Unsupervised Learning with tidylearn
In tidylearn: A Unified Tidy Interface to R's Machine Learning Ecosystem

knitr::opts_chunk$set(
  collapse = TRUE,
  comment = "#>",
  fig.width = 7,
  fig.height = 5
)

library(tidylearn)
library(dplyr)
library(ggplot2)

Introduction

This vignette explores unsupervised learning in tidylearn. All methods wrap established R packages - the algorithms are unchanged, tidylearn simply provides a consistent interface and tidy output.

Wrapped packages include:

stats (prcomp(), kmeans(), hclust(), cmdscale())
cluster (pam(), clara())
dbscan for density-based clustering
MASS (isoMDS(), sammon())
smacof for MDS algorithms

Access raw model objects via model$fit for package-specific functionality.

Dimensionality Reduction

Dimensionality reduction techniques help visualize high-dimensional data and extract key patterns.

Principal Component Analysis (PCA)

# Perform PCA on iris data (excluding species)
model_pca <- tl_model(iris[, 1:4], method = "pca")
print(model_pca)

# Extract variance explained
variance_explained <- model_pca$fit$variance_explained
print(variance_explained)

# Cumulative variance explained
cumsum(variance_explained$prop_variance)

# Transform data to principal components
pca_scores <- predict(model_pca)
head(pca_scores)

# Visualize first two components
pca_plot_data <- pca_scores %>%
  mutate(Species = iris$Species)

ggplot(pca_plot_data, aes(x = PC1, y = PC2, color = Species)) +
  geom_point(size = 3, alpha = 0.7) +
  labs(
    title = "PCA of Iris Dataset",
    x = paste0("PC1 (", round(variance_explained$prop_variance[1] * 100, 1), "%)"),
    y = paste0("PC2 (", round(variance_explained$prop_variance[2] * 100, 1), "%)")
  ) +
  theme_minimal()

# Examine loadings (variable contributions)
loadings <- model_pca$fit$loadings
print(loadings)

Multidimensional Scaling (MDS)

# Perform MDS
model_mds <- tl_model(iris[, 1:4], method = "mds", k = 2)
print(model_mds)

# Extract MDS coordinates
mds_points <- predict(model_mds)
head(mds_points)

# Visualize MDS
mds_plot_data <- mds_points %>%
  mutate(Species = iris$Species)

ggplot(mds_plot_data, aes(x = Dim1, y = Dim2, color = Species)) +
  geom_point(size = 3, alpha = 0.7) +
  labs(title = "MDS of Iris Dataset") +
  theme_minimal()

Clustering

Clustering algorithms group similar observations together without using labels.

K-means Clustering

# Perform k-means with k=3
model_kmeans <- tl_model(iris[, 1:4], method = "kmeans", k = 3)
print(model_kmeans)

# Extract cluster assignments
clusters <- model_kmeans$fit$clusters
head(clusters)

# Compare clusters with actual species
table(Cluster = clusters$cluster, Species = iris$Species)

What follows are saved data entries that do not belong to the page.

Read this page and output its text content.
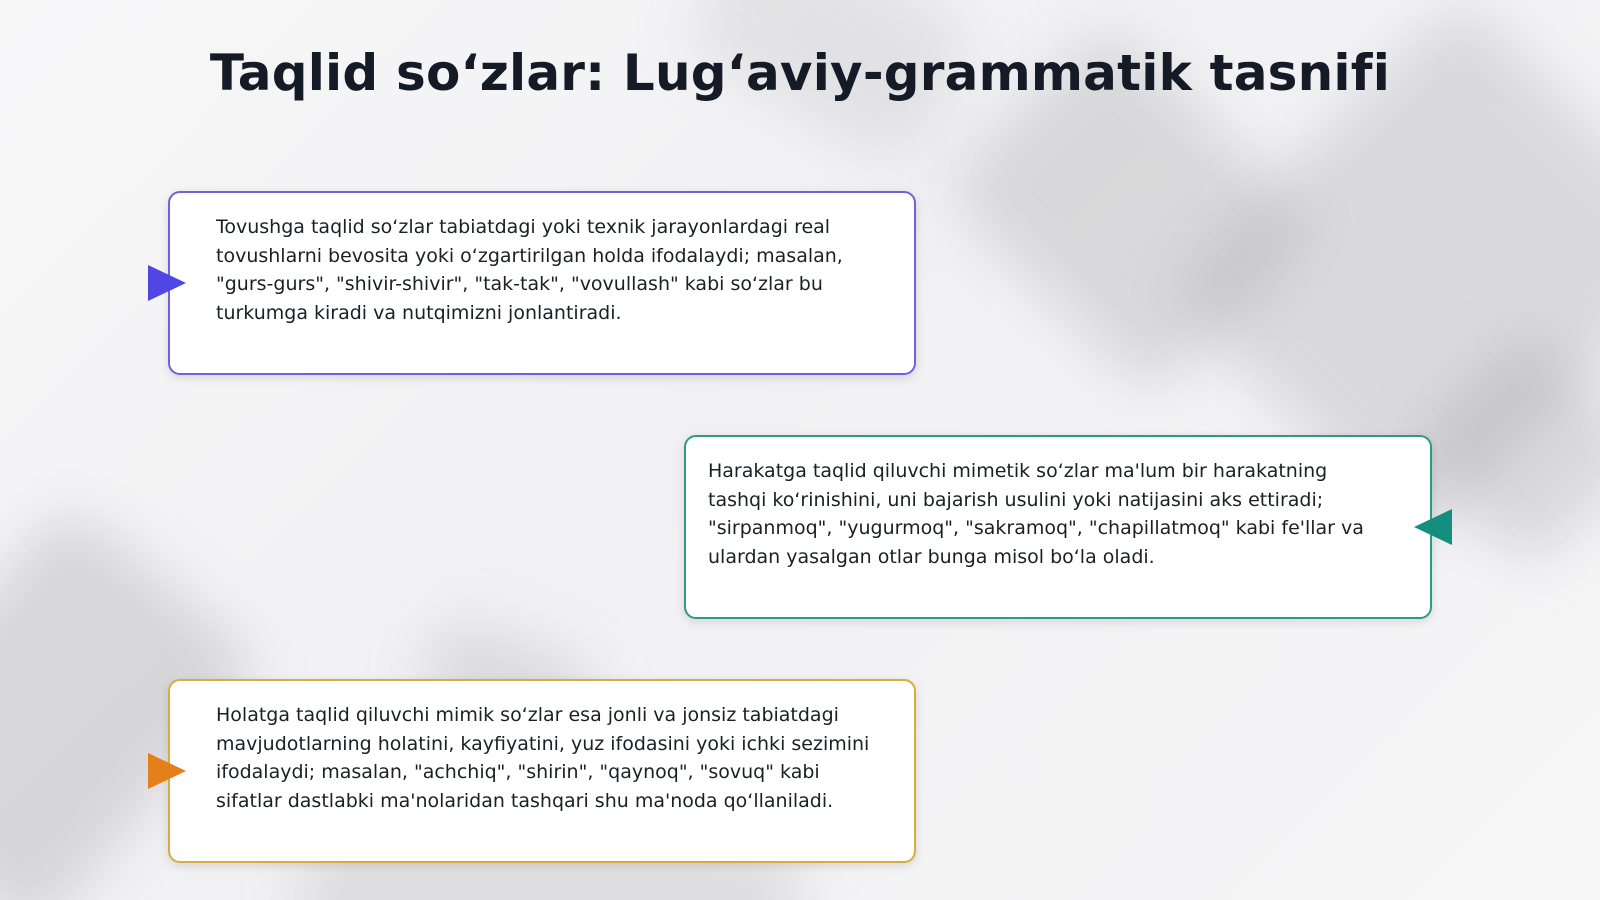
Taqlid so‘zlar: Lug‘aviy-grammatik tasnifi
Tovushga taqlid so‘zlar tabiatdagi yoki texnik jarayonlardagi real tovushlarni bevosita yoki o‘zgartirilgan holda ifodalaydi; masalan, "gurs-gurs", "shivir-shivir", "tak-tak", "vovullash" kabi so‘zlar bu turkumga kiradi va nutqimizni jonlantiradi.
Harakatga taqlid qiluvchi mimetik so‘zlar ma'lum bir harakatning tashqi ko‘rinishini, uni bajarish usulini yoki natijasini aks ettiradi; "sirpanmoq", "yugurmoq", "sakramoq", "chapillatmoq" kabi fe'llar va ulardan yasalgan otlar bunga misol bo‘la oladi.
Holatga taqlid qiluvchi mimik so‘zlar esa jonli va jonsiz tabiatdagi mavjudotlarning holatini, kayfiyatini, yuz ifodasini yoki ichki sezimini ifodalaydi; masalan, "achchiq", "shirin", "qaynoq", "sovuq" kabi sifatlar dastlabki ma'nolaridan tashqari shu ma'noda qo‘llaniladi.
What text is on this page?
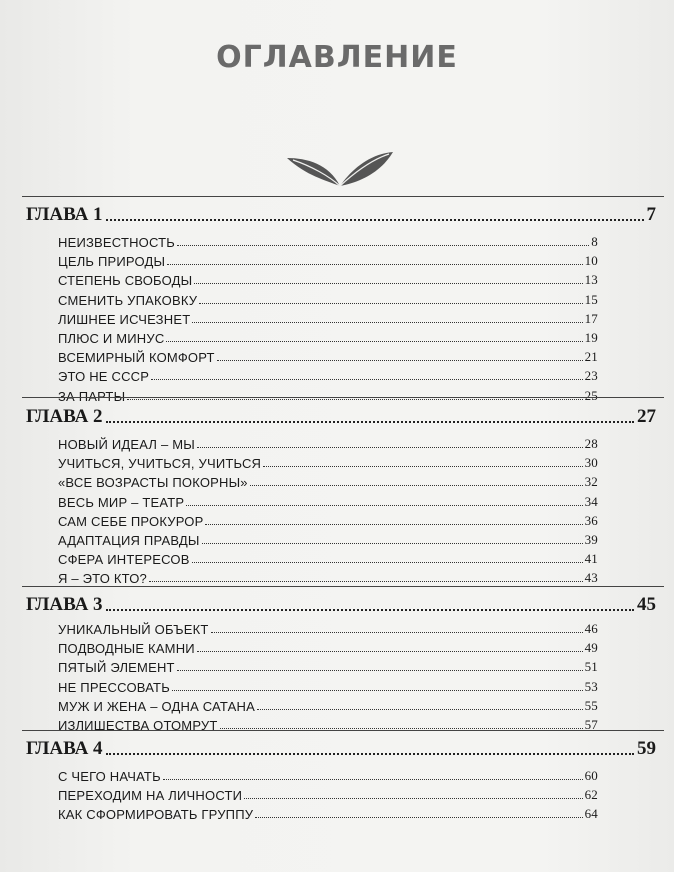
ОГЛАВЛЕНИЕ
ГЛАВА 1	7
НЕИЗВЕСТНОСТЬ	8
ЦЕЛЬ ПРИРОДЫ	10
СТЕПЕНЬ СВОБОДЫ	13
СМЕНИТЬ УПАКОВКУ	15
ЛИШНЕЕ ИСЧЕЗНЕТ	17
ПЛЮС И МИНУС	19
ВСЕМИРНЫЙ КОМФОРТ	21
ЭТО НЕ СССР	23
ЗА ПАРТЫ	25
ГЛАВА 2	27
НОВЫЙ ИДЕАЛ – МЫ	28
УЧИТЬСЯ, УЧИТЬСЯ, УЧИТЬСЯ	30
«ВСЕ ВОЗРАСТЫ ПОКОРНЫ»	32
ВЕСЬ МИР – ТЕАТР	34
САМ СЕБЕ ПРОКУРОР	36
АДАПТАЦИЯ ПРАВДЫ	39
СФЕРА ИНТЕРЕСОВ	41
Я – ЭТО КТО?	43
ГЛАВА 3	45
УНИКАЛЬНЫЙ ОБЪЕКТ	46
ПОДВОДНЫЕ КАМНИ	49
ПЯТЫЙ ЭЛЕМЕНТ	51
НЕ ПРЕССОВАТЬ	53
МУЖ И ЖЕНА – ОДНА САТАНА	55
ИЗЛИШЕСТВА ОТОМРУТ	57
ГЛАВА 4	59
С ЧЕГО НАЧАТЬ	60
ПЕРЕХОДИМ НА ЛИЧНОСТИ	62
КАК СФОРМИРОВАТЬ ГРУППУ	64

# Visualize clusters using PCA
cluster_viz <- pca_scores %>%
  mutate(
    Cluster = as.factor(clusters$cluster),
    Species = iris$Species
  )

ggplot(cluster_viz, aes(x = PC1, y = PC2, color = Cluster, shape = Species)) +
  geom_point(size = 3, alpha = 0.7) +
  labs(title = "K-means Clusters vs True Species") +
  theme_minimal()

# Access cluster centers
centers <- model_kmeans$fit$centers
print(centers)

PAM (K-medoids)

PAM is more robust to outliers than k-means:

# Perform PAM clustering
model_pam <- tl_model(iris[, 1:4], method = "pam", k = 3)
print(model_pam)

# Extract clusters
clusters_pam <- model_pam$fit$clusters
table(Cluster = clusters_pam$cluster, Species = iris$Species)

Hierarchical Clustering

# Perform hierarchical clustering
model_hclust <- tl_model(iris[, 1:4], method = "hclust")
print(model_hclust)

# Plot dendrogram
plot(model_hclust$fit$model, labels = FALSE, main = "Hierarchical Clustering of Iris")

# Cut tree to get clusters
k <- 3
clusters_hc <- cutree(model_hclust$fit$model, k = k)
table(Cluster = clusters_hc, Species = iris$Species)

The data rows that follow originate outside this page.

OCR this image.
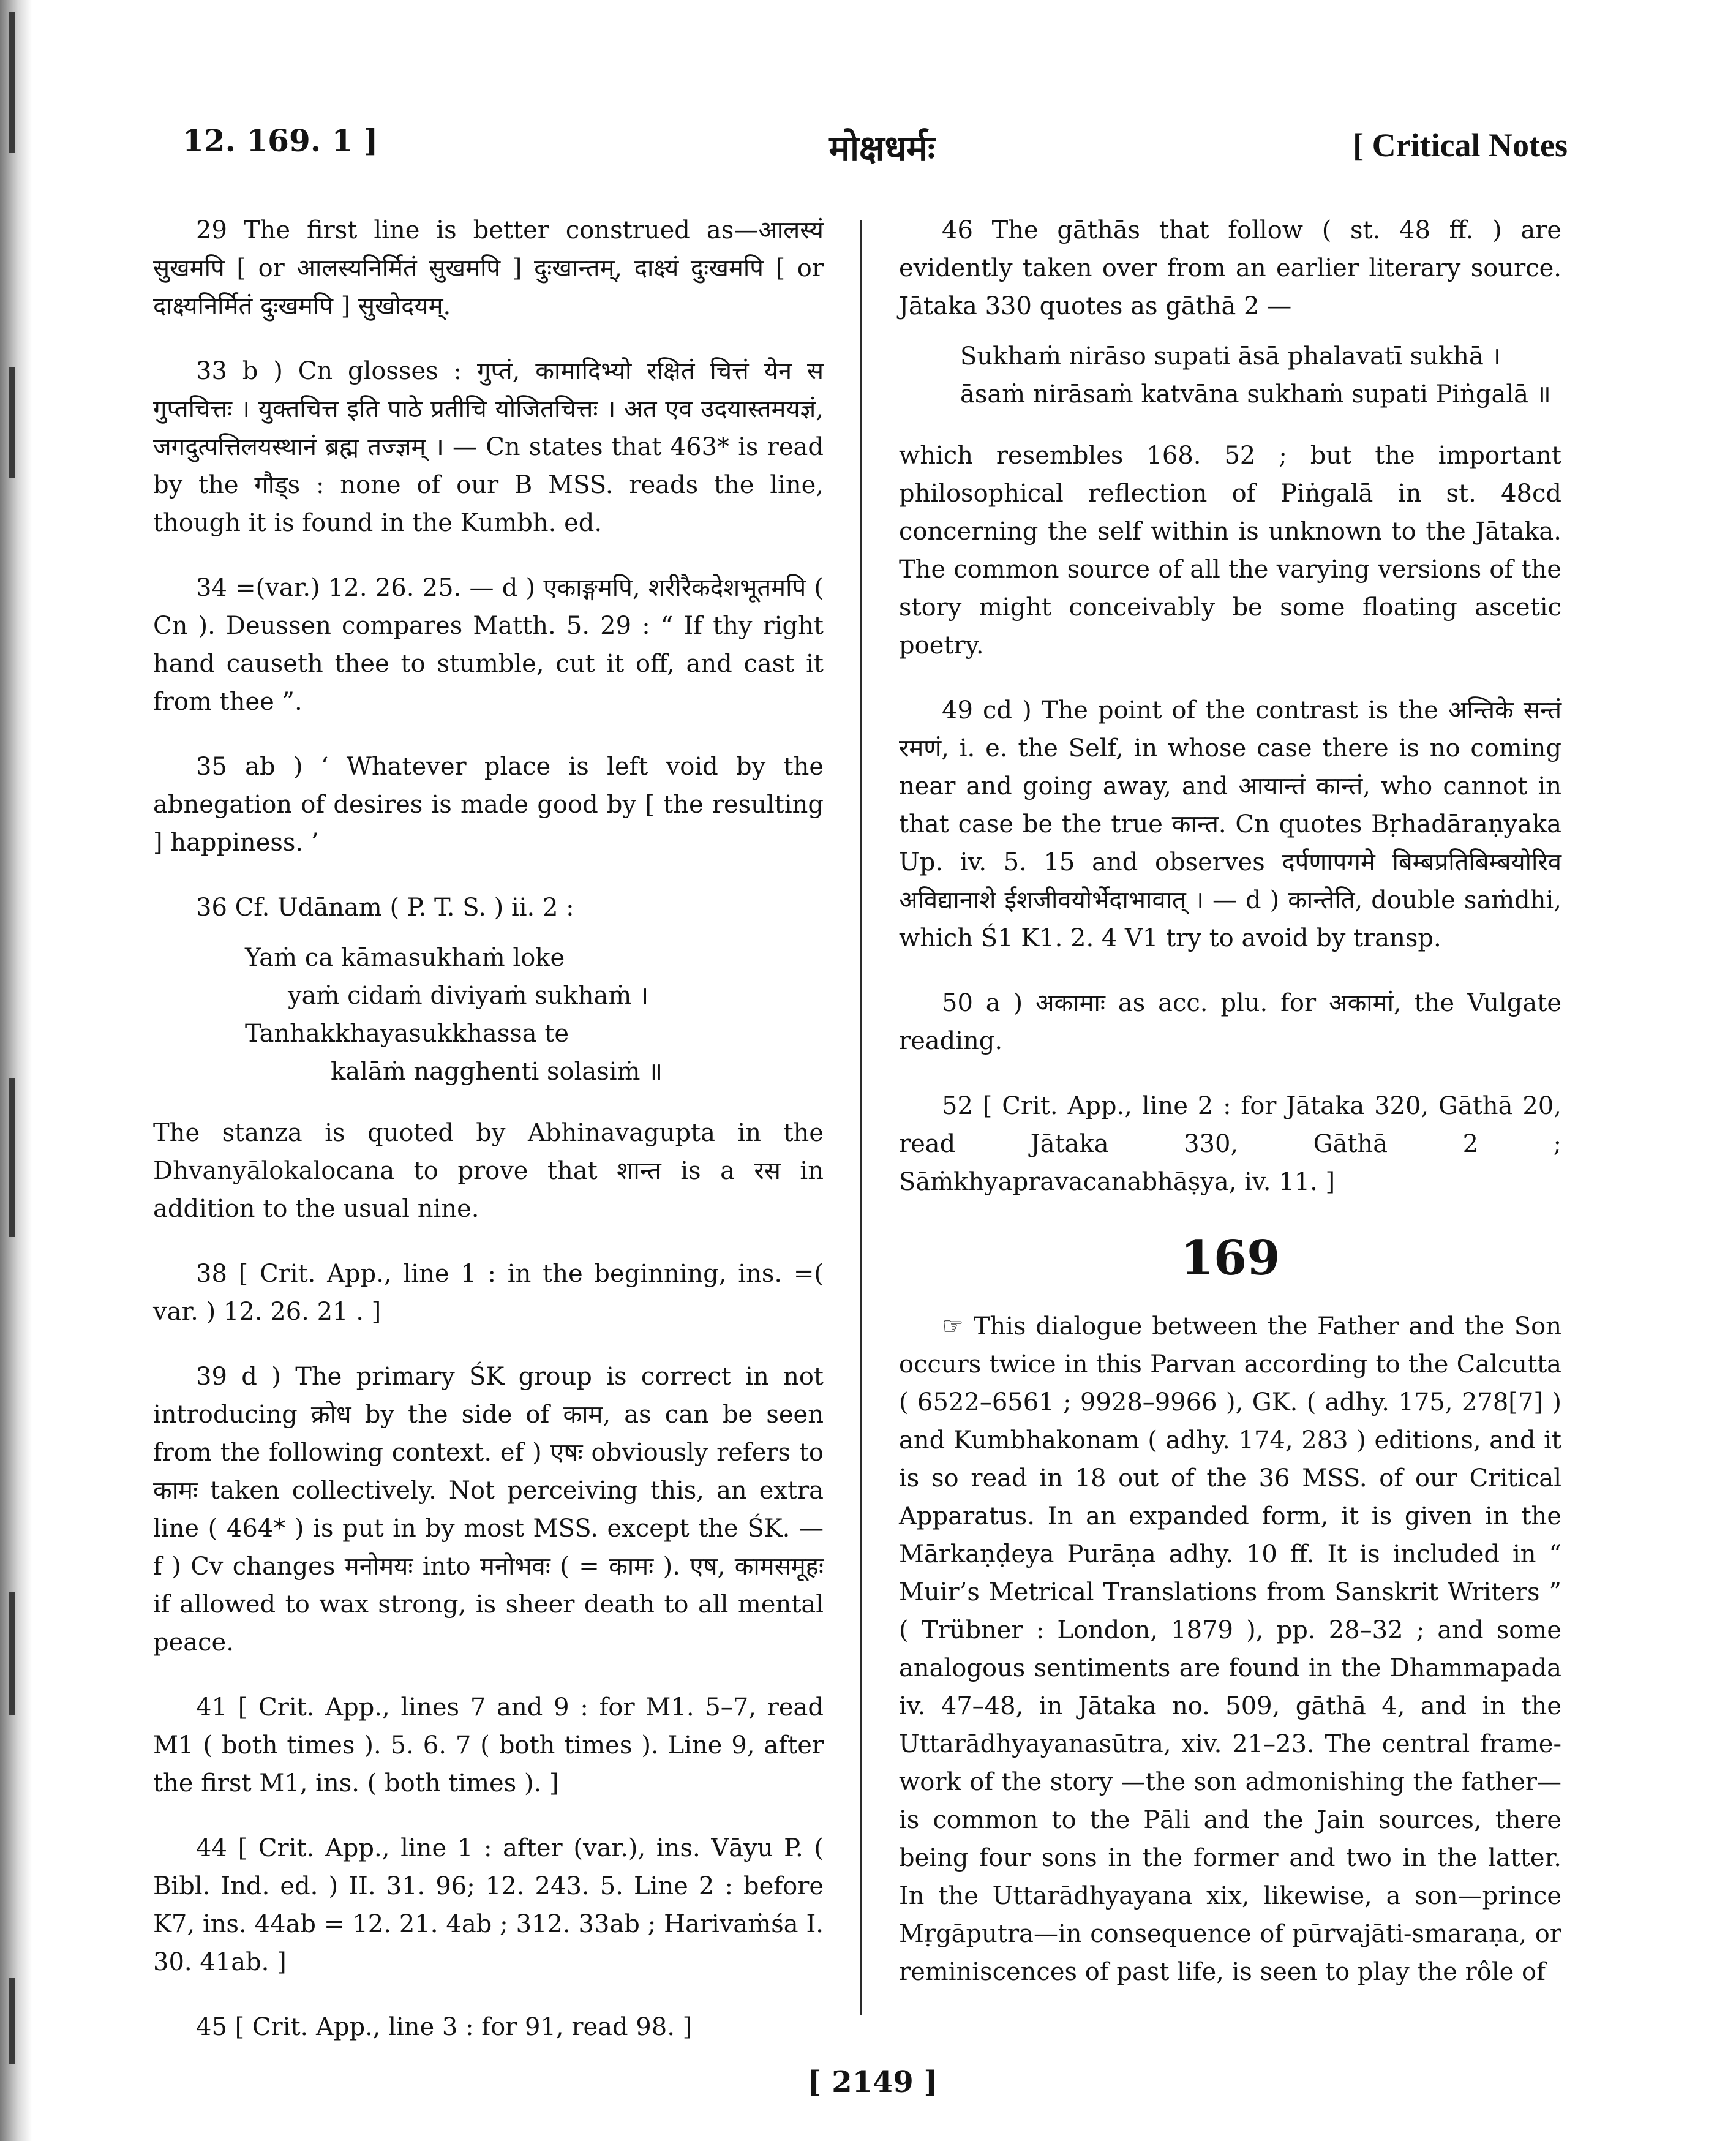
12. 169. 1 ]	मोक्षधर्मः	[ Critical Notes
29 The first line is better construed as—आलस्यं सुखमपि [ or आलस्यनिर्मितं सुखमपि ] दुःखान्तम्, दाक्ष्यं दुःखमपि [ or दाक्ष्यनिर्मितं दुःखमपि ] सुखोदयम्.
33 b ) Cn glosses : गुप्तं, कामादिभ्यो रक्षितं चित्तं येन स गुप्तचित्तः । युक्तचित्त इति पाठे प्रतीचि योजितचित्तः । अत एव उदयास्तमयज्ञं, जगदुत्पत्तिलयस्थानं ब्रह्म तज्ज्ञम् । — Cn states that 463* is read by the गौड्s : none of our B MSS. reads the line, though it is found in the Kumbh. ed.
34 =(var.) 12. 26. 25. — d ) एकाङ्गमपि, शरीरैकदेशभूतमपि ( Cn ). Deussen compares Matth. 5. 29 : “ If thy right hand causeth thee to stumble, cut it off, and cast it from thee ”.
35 ab ) ‘ Whatever place is left void by the abnegation of desires is made good by [ the resulting ] happiness. ’
36 Cf. Udānam ( P. T. S. ) ii. 2 :
Yaṁ ca kāmasukhaṁ loke
yaṁ cidaṁ diviyaṁ sukhaṁ ।
Tanhakkhayasukkhassa te
kalāṁ nagghenti solasiṁ ॥
The stanza is quoted by Abhinavagupta in the Dhvanyālokalocana to prove that शान्त is a रस in addition to the usual nine.
38 [ Crit. App., line 1 : in the beginning, ins. =( var. ) 12. 26. 21 . ]
39 d ) The primary ŚK group is correct in not introducing क्रोध by the side of काम, as can be seen from the following context. ef ) एषः obviously refers to कामः taken collectively. Not perceiving this, an extra line ( 464* ) is put in by most MSS. except the ŚK. — f ) Cv changes मनोमयः into मनोभवः ( = कामः ). एष, कामसमूहः if allowed to wax strong, is sheer death to all mental peace.
41 [ Crit. App., lines 7 and 9 : for M1. 5–7, read M1 ( both times ). 5. 6. 7 ( both times ). Line 9, after the first M1, ins. ( both times ). ]
44 [ Crit. App., line 1 : after (var.), ins. Vāyu P. ( Bibl. Ind. ed. ) II. 31. 96; 12. 243. 5. Line 2 : before K7, ins. 44ab = 12. 21. 4ab ; 312. 33ab ; Harivaṁśa I. 30. 41ab. ]
45 [ Crit. App., line 3 : for 91, read 98. ]
46 The gāthās that follow ( st. 48 ff. ) are evidently taken over from an earlier literary source. Jātaka 330 quotes as gāthā 2 —
Sukhaṁ nirāso supati āsā phalavatī sukhā ।
āsaṁ nirāsaṁ katvāna sukhaṁ supati Piṅgalā ॥
which resembles 168. 52 ; but the important philosophical reflection of Piṅgalā in st. 48cd concerning the self within is unknown to the Jātaka. The common source of all the varying versions of the story might conceivably be some floating ascetic poetry.
49 cd ) The point of the contrast is the अन्तिके सन्तं रमणं, i. e. the Self, in whose case there is no coming near and going away, and आयान्तं कान्तं, who cannot in that case be the true कान्त. Cn quotes Bṛhadāraṇyaka Up. iv. 5. 15 and observes दर्पणापगमे बिम्बप्रतिबिम्बयोरिव अविद्यानाशे ईशजीवयोर्भेदाभावात् । — d ) कान्तेति, double saṁdhi, which Ś1 K1. 2. 4 V1 try to avoid by transp.
50 a ) अकामाः as acc. plu. for अकामां, the Vulgate reading.
52 [ Crit. App., line 2 : for Jātaka 320, Gāthā 20, read Jātaka 330, Gāthā 2 ; Sāṁkhyapravacanabhāṣya, iv. 11. ]
169
☞ This dialogue between the Father and the Son occurs twice in this Parvan according to the Calcutta ( 6522–6561 ; 9928–9966 ), GK. ( adhy. 175, 278[7] ) and Kumbhakonam ( adhy. 174, 283 ) editions, and it is so read in 18 out of the 36 MSS. of our Critical Apparatus. In an expanded form, it is given in the Mārkaṇḍeya Purāṇa adhy. 10 ff. It is included in “ Muir’s Metrical Translations from Sanskrit Writers ” ( Trübner : London, 1879 ), pp. 28–32 ; and some analogous sentiments are found in the Dhammapada iv. 47–48, in Jātaka no. 509, gāthā 4, and in the Uttarādhyayanasūtra, xiv. 21–23. The central frame-work of the story —the son admonishing the father—is common to the Pāli and the Jain sources, there being four sons in the former and two in the latter. In the Uttarādhyayana xix, likewise, a son—prince Mṛgāputra—in consequence of pūrvajāti-smaraṇa, or reminiscences of past life, is seen to play the rôle of
[ 2149 ]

# Visualize hierarchical clusters
hc_viz <- pca_scores %>%
  mutate(
    Cluster = as.factor(clusters_hc),
    Species = iris$Species
  )

ggplot(hc_viz, aes(x = PC1, y = PC2, color = Cluster)) +
  geom_point(size = 3, alpha = 0.7) +
  labs(title = "Hierarchical Clustering Results") +
  theme_minimal()

DBSCAN (Density-Based Clustering)

DBSCAN can find arbitrarily shaped clusters and identify outliers:

# Perform DBSCAN
model_dbscan <- tl_model(iris[, 1:4], method = "dbscan", eps = 0.5, minPts = 5)
print(model_dbscan)

# Extract clusters (0 = noise/outliers)
clusters_dbscan <- model_dbscan$fit$clusters
table(clusters_dbscan$cluster)

# Compare with species
table(Cluster = clusters_dbscan$cluster, Species = iris$Species)

CLARA (for Large Datasets)

CLARA is efficient for large datasets:

# Create larger dataset
large_data <- iris[rep(1:nrow(iris), 10), 1:4]

# Perform CLARA
model_clara <- tl_model(large_data, method = "clara", k = 3, samples = 5)
print(model_clara)

# Extract clusters
clusters_clara <- model_clara$fit$clusters

Choosing the Number of Clusters

Elbow Method

# Try different values of k
k_values <- 2:8
within_ss <- numeric(length(k_values))

for (i in seq_along(k_values)) {
  k <- k_values[i]
  model <- tl_model(iris[, 1:4], method = "kmeans", k = k)
  within_ss[i] <- model$fit$model$tot.withinss
}

# Plot elbow curve
elbow_data <- data.frame(k = k_values, within_ss = within_ss)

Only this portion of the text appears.